Los de Oklahoma ya llamaron la atención con su anterior disco “Tamer Animals” donde dieron un gran salto desde el folk de cámara de su primer disco hacia un estilo más rico y complejo que bebía tanto de Radiohead (quienes los eligieron de teloneros para su gira del 2012), como del folk, el post-rock, el pop orquestal, y las bandas experimentales de finales de los 60. Con “Rituals” (su tercer disco y el que vinieron a presentar) han seguido en esa línea, depurando un estilo que cada vez es más personal y va más allá de las referencias mencionadas.

Aunque en las fotos promocionales y en algunas actuaciones para los medios americanos han aparecido como trío, el pequeño escenario de la sala madrileña acogió a cinco personas. Cinco músicos que, excepto el batería, se fueron intercambiando durante el concierto un auténtico arsenal de instrumentos (guitarras eléctricas y acústicas, bajo, varios teclados, dos violines, xilófono, trompeta, percusiones varias, y algún que otro cacharro de extraño origen). Esto hizo que las canciones no perdieran la riqueza de matices y arreglos que puede oírse en las versiones de estudio. Pero además la música de Other Lives en directo se hace grande, muy grande, y la contención y equilibrio que se puede apreciar en sus trabajos de estudio se torna en intensidad desatada y contundencia, sin que ello se traduzca en una simplificación excesiva o en un endurecimiento gratuito de su sonido.

Por supuesto no faltaron canciones de “Rituals” como “Easy Way Out“, “English Summer“, o los singles “Reconfiguration y “2 Pyramids”, más otras principalmente de “Tamer Animals”.
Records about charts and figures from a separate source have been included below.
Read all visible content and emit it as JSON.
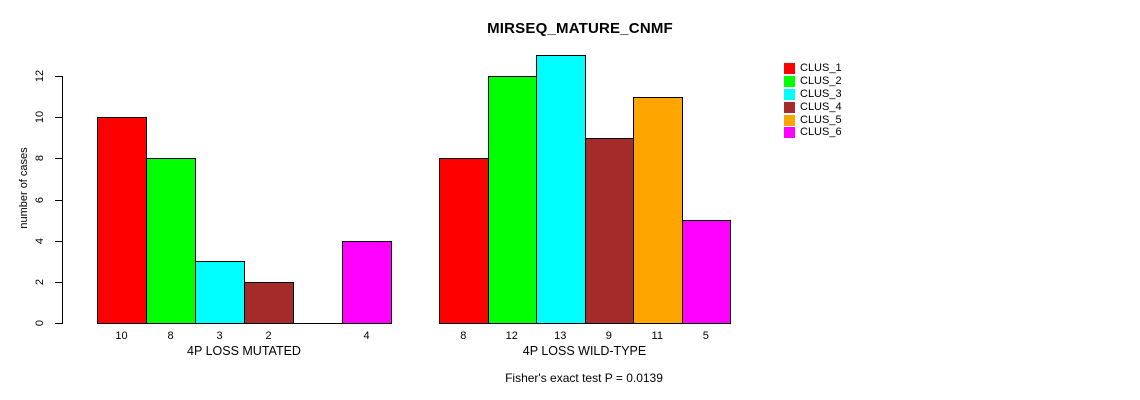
{
  "chart_data": {
    "type": "bar",
    "title": "MIRSEQ_MATURE_CNMF",
    "subtitle": "Fisher's exact test P = 0.0139",
    "xlabel": "",
    "ylabel": "number of cases",
    "ylim": [
      0,
      12
    ],
    "yticks": [
      "0",
      "2",
      "4",
      "6",
      "8",
      "10",
      "12"
    ],
    "grid": false,
    "legend_position": "top-right",
    "categories": [
      "4P LOSS MUTATED",
      "4P LOSS WILD-TYPE"
    ],
    "series": [
      {
        "name": "CLUS_1",
        "color": "#ff0000",
        "values": [
          10,
          8
        ]
      },
      {
        "name": "CLUS_2",
        "color": "#00ff00",
        "values": [
          8,
          12
        ]
      },
      {
        "name": "CLUS_3",
        "color": "#00ffff",
        "values": [
          3,
          13
        ]
      },
      {
        "name": "CLUS_4",
        "color": "#a52a2a",
        "values": [
          2,
          9
        ]
      },
      {
        "name": "CLUS_5",
        "color": "#ffa500",
        "values": [
          0,
          11
        ]
      },
      {
        "name": "CLUS_6",
        "color": "#ff00ff",
        "values": [
          4,
          5
        ]
      }
    ],
    "bar_value_labels": [
      [
        "10",
        "8",
        "3",
        "2",
        "",
        "4"
      ],
      [
        "8",
        "12",
        "13",
        "9",
        "11",
        "5"
      ]
    ]
  }
}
Jesse Tabish, cantante del grupo, nos dijo que normalmente hacen eso de anunciar un último tema, retirarse, hacerse un poco de rogar, y volver para un bis, pero que está vez nos iban a ahorrar el numerito y simplemente seguirían tocando . Y así lo hicieron.
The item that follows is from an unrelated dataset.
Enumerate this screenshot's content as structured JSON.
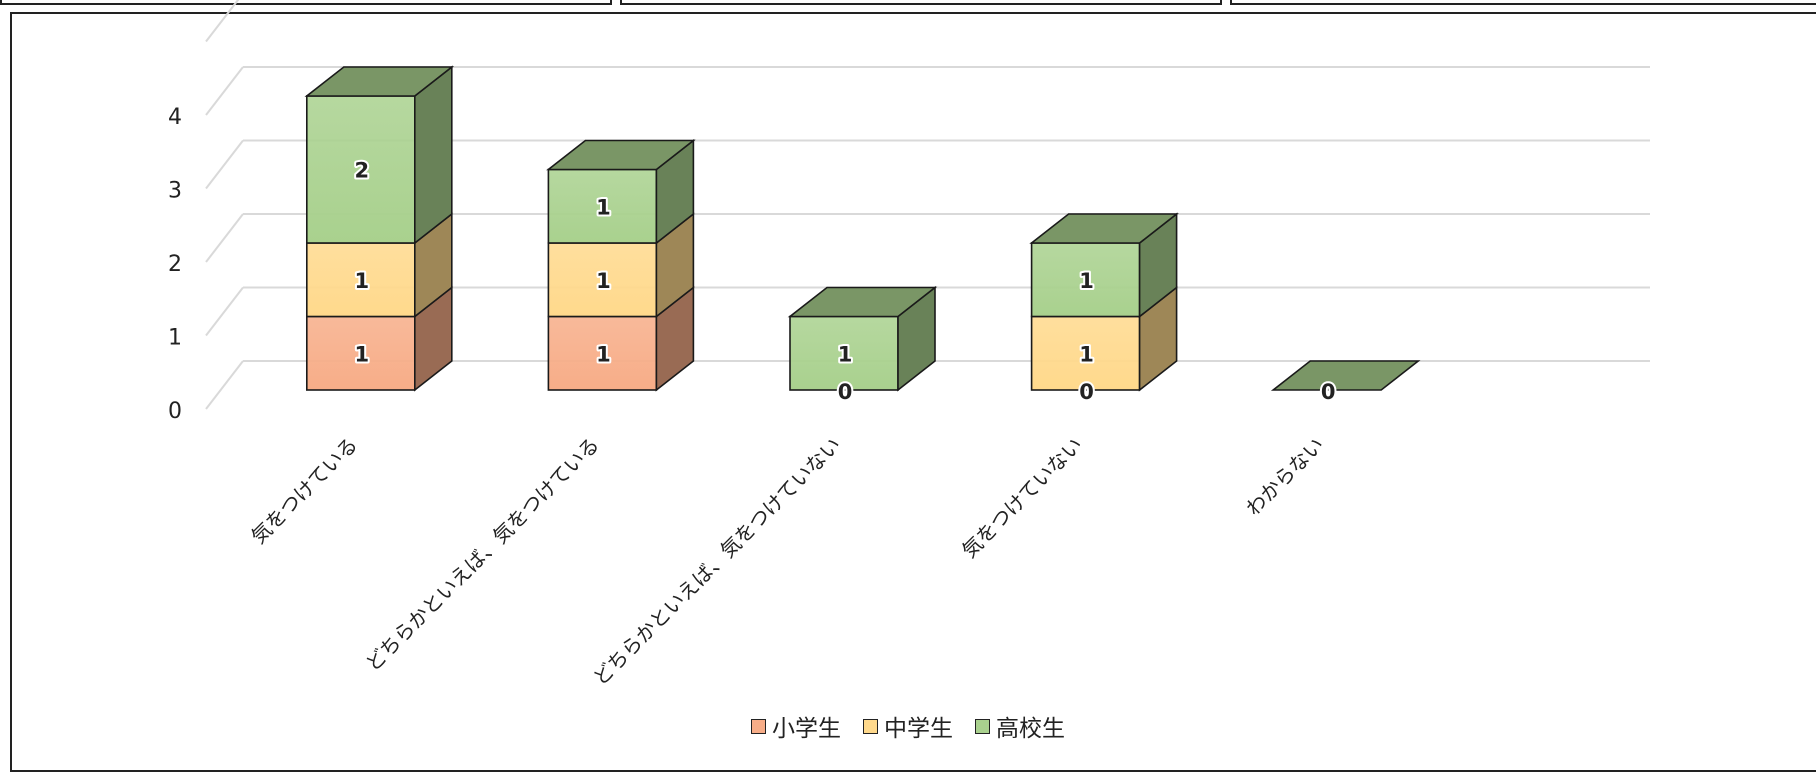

El tono general podría describirse como épico, un sonido contundente e intenso que no dejó indiferente a nadie. Una combinación de atmósferas envolventes y folk rock terrenal que arrancó grandes ovaciones de un público que salió muy gratamente sorprendido de cómo se las gastan estos en directo.

Como no podía ser de otra manera dieron las gracias a su efusivo público madrileño y prometieron volver. Yo espero que lo hagan, y pronto.